Unraveling the binding mechanism of olanzapine with human serum transferrin: a multispectroscopic and computational investigation.

Abstract

The interaction between olanzapine (OLZ) and human serum transferrin (Tf), both in the absence and presence of Fe³⁺, was analyzed using multispectroscopic methods, molecular docking, and molecular dynamics simulations under physiological conditions. Spectroscopic results confirmed OLZ's strong affinity for Tf, driven by static interactions complemented by minor dynamic effects. The values of the binding constants, K_a (2.48 × 10⁸, 4.73 × 10⁷_, 1.13 × 10⁷ at 296, 303 and 310 K, respectively) indicate that OLZ-Tf complex is more stable at lower temperatures.

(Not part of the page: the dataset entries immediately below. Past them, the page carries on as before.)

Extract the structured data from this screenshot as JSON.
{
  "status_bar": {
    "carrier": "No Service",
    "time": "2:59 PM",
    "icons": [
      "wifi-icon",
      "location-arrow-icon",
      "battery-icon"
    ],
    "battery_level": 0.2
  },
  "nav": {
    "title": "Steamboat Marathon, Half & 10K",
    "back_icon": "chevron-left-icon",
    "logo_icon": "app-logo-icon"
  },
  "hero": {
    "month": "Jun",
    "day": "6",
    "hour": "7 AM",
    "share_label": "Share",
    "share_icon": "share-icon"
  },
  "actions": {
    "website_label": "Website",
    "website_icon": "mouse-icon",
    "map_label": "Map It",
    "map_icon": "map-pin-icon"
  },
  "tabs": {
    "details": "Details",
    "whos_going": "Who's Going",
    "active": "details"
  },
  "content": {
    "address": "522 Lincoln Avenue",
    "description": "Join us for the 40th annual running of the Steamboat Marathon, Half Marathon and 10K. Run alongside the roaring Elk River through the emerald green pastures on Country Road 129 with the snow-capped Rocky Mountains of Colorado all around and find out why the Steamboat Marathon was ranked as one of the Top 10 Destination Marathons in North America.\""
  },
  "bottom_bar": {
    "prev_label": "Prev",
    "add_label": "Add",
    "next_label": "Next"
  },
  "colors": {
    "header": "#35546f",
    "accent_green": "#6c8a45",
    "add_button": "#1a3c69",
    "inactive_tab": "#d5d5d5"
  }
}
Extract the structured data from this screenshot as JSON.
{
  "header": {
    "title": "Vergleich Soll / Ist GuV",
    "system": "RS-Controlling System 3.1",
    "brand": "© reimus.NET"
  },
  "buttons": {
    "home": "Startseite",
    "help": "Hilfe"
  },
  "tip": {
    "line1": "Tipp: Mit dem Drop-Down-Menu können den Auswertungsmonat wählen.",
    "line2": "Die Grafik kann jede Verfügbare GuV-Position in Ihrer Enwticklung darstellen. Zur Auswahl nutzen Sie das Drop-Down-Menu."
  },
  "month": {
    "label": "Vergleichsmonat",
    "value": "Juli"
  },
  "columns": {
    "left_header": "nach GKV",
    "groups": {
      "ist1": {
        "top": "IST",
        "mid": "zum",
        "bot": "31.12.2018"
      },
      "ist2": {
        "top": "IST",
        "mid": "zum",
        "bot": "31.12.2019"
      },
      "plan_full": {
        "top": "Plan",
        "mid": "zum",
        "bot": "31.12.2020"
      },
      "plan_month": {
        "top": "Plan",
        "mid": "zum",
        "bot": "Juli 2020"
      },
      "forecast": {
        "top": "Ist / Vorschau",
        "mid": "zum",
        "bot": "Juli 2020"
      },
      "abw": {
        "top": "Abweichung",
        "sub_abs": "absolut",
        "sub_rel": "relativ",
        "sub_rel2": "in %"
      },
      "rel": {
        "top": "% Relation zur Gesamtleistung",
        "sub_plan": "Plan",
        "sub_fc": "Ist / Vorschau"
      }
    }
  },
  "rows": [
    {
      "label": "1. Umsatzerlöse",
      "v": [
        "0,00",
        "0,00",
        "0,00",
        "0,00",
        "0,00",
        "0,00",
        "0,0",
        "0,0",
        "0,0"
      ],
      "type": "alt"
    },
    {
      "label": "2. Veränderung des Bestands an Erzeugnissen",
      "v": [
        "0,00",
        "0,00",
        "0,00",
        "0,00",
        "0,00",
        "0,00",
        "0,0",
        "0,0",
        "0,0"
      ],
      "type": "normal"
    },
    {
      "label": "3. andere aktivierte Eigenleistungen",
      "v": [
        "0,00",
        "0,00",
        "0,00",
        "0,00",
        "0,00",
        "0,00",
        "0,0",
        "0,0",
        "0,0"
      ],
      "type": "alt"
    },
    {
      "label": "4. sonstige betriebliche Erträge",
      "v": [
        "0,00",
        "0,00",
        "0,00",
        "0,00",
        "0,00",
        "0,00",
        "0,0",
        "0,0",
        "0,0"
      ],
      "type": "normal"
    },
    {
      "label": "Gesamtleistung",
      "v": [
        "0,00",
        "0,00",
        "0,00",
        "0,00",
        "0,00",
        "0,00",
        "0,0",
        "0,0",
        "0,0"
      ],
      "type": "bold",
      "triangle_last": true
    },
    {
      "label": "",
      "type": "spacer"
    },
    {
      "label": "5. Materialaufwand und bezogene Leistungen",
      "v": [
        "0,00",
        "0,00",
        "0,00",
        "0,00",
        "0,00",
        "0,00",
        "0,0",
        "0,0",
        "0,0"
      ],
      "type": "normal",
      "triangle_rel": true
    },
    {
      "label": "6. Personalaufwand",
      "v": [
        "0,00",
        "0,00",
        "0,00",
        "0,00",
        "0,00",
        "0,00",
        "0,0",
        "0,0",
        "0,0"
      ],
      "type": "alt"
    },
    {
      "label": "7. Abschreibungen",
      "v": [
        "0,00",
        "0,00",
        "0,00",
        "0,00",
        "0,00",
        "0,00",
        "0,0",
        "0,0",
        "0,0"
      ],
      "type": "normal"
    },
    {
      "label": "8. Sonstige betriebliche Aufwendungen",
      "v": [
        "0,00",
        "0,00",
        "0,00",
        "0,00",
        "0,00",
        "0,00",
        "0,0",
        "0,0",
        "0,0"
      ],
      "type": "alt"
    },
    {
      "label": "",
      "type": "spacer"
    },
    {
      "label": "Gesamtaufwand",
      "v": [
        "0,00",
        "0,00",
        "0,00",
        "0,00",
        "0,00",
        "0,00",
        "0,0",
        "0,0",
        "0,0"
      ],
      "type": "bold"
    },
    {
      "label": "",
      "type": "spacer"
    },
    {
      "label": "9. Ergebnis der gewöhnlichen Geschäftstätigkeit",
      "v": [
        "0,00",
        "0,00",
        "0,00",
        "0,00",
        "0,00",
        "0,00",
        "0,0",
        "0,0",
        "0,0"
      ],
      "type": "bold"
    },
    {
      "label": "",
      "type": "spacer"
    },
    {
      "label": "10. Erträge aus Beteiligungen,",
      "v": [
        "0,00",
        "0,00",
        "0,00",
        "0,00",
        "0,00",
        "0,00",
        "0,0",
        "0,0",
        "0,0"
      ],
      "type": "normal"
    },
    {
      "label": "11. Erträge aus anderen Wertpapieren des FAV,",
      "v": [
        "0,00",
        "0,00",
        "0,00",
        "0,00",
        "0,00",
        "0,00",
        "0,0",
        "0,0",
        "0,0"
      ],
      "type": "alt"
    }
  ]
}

Negative thermodynamic parameter values (enthalpy, ΔH⁰ = -168.46 kJmol^-1; entropy, ΔS⁰ = -408.63 JK^-1 mol^-1; and free energy, ΔG⁰ = -47.50 kJmol^-1) suggest an exothermic and spontaneous binding process dominated by hydrogen bonding and van der Waals forces. Structural changes in Tf upon OLZ binding confirmed by spectroscopic measurements. Results of molecular docking revealed that OLZ exhibits a stronger binding affinity for apotransferrin (Fe³⁺-free Tf) than for holo-transferrin (iron-bound Tf), with preferential interaction in the N-lobe. The effect of Fe³⁺ on OLZ-Tf interactions was examined, confirming that iron modulates the binding mechanism. Molecular dynamics (MD) simulations supported these findings, showing OLZ stabilizes Tf's structure while maintaining its flexibility for transport. These results suggest that OLZ can bind to Tf and influence OLZ's bioavailability and pharmacokinetics, offering potential implications for drug design and clinical applications in altered iron homeostasis.